Le personnage légendaire est un être d’une nature supérieure, doué de toutes les perfections, placé en quelque sorte en dehors de l’humanité et prédestiné au sort le plus glorieux; venant au monde avec l’image d’une épée empreinte sur la partie extérieure du bras droit, depuis l’épaule jusqu’à la poitrine[2]. C’est un géant, rien ne peut résister à sa force musculaire; il étouffe un ours dans ses bras[3]; d’un seul coup de sa formidable épée, non-seulement, il abat des têtes de chameaux, mais il fend en deux un gigantesque Sarrasin, de telle sorte qu’une moitié du corps tombe aux pieds du vainqueur, tandis que l’autre moitié, emportée par le cheval, va jeter l’épouvante dans les rangs ennemis[4].

Une moitié chéy sur le pret verdoiant
Et ly aultre moitiet demeura sur Bauçant.

dit le poëte[5]. Rien ne peut non plus être comparé aux exploits de cet Hercule[6] : c’est lui qui tue de sa main, sur le champ de bataille de Volckheim, le comte Rodolphe de Rhinfeld[7]; c’est lui qui entre le premier dans Rome[8]; c’est lui nécessairement qui entrera le premier dans Jérusalem[9]. Dieu lui témoigne manifestement ses desseins et sa protection en lui envoyant pour l’aider à vaincre ses ennemis, saint Georges, saint Denis, saint Martin et autres saints.

Couviers de blanques armes as croix d’or reluisant[10].

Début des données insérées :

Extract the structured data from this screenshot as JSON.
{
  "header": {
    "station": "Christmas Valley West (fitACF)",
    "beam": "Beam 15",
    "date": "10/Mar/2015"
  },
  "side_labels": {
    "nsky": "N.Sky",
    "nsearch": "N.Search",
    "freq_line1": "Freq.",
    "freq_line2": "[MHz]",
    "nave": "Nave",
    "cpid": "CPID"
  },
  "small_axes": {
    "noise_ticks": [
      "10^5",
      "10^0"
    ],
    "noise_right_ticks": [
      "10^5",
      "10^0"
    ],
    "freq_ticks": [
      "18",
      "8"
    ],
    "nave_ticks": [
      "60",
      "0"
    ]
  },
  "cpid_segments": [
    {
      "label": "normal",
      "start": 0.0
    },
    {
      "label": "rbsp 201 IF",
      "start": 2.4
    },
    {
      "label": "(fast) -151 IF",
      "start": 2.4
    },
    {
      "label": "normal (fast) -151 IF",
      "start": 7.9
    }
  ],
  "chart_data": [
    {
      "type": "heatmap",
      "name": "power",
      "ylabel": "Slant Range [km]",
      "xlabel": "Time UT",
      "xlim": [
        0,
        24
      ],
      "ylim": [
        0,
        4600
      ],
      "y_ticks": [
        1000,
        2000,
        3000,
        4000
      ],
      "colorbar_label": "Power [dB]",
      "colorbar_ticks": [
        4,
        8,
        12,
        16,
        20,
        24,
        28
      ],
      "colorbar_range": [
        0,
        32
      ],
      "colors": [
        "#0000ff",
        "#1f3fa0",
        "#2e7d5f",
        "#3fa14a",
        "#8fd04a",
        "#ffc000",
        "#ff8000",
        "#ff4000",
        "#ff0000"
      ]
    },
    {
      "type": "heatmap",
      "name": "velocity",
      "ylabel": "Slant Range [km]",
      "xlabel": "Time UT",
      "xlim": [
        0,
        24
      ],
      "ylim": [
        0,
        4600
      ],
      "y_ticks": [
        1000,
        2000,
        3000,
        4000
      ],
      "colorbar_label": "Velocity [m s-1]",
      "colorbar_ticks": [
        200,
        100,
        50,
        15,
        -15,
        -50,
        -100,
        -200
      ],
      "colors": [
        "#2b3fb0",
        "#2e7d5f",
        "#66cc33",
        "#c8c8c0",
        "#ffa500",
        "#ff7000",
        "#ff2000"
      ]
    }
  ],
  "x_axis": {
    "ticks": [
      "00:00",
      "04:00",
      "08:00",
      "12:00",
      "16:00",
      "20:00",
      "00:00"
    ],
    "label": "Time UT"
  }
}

Quant au personnage historique, celui dont nous avons voulu tracer l’esquisse biographique, c’est un héros illustre, mais c’est un homme. « La nature, » dit M. le baron De Reiffenberg, dont l’autorité doit être ici invoquée, « la nature lui avait donné tous les signes qui annoncent la puissance aux yeux de la multitude : un air noble et chevaleresque, une haute stature, une force musculaire presque fabuleuse, un courage héroïque, une aptitude extraordinaire à se jouer des fatigues et des privations; espoir de ses compagnons d’armes dans les crises inattendues d’une expédition sans exemple; leur modèle sur le champ de bataille. A tant d’avantages, il joignait cette piété fervente et rigide qui désigne au vulgaire

  1. Recherches sur l’origine et la nature des inaugurations des princes souverains des Pays-Bas.
  2. Valère André, Bibl. Belg., p. 291.
  3. Guillaume de Tyr. — Albert d’Aix.
  4. Albert d’Aix.
  5. Le chevalier du Cigne, V. 6329.
  6. Guillaume de Waha, Labores Herculii Christiani Godefredi Bullioni.
  7. Sigeberti, Gemblacinsis chronog.
  8. Diericxens, Antv. Christ., etc.
  9. Michaud, Hist. des Croisades.
  10. Le chevalier du Cigne, V. 9555 et 9610.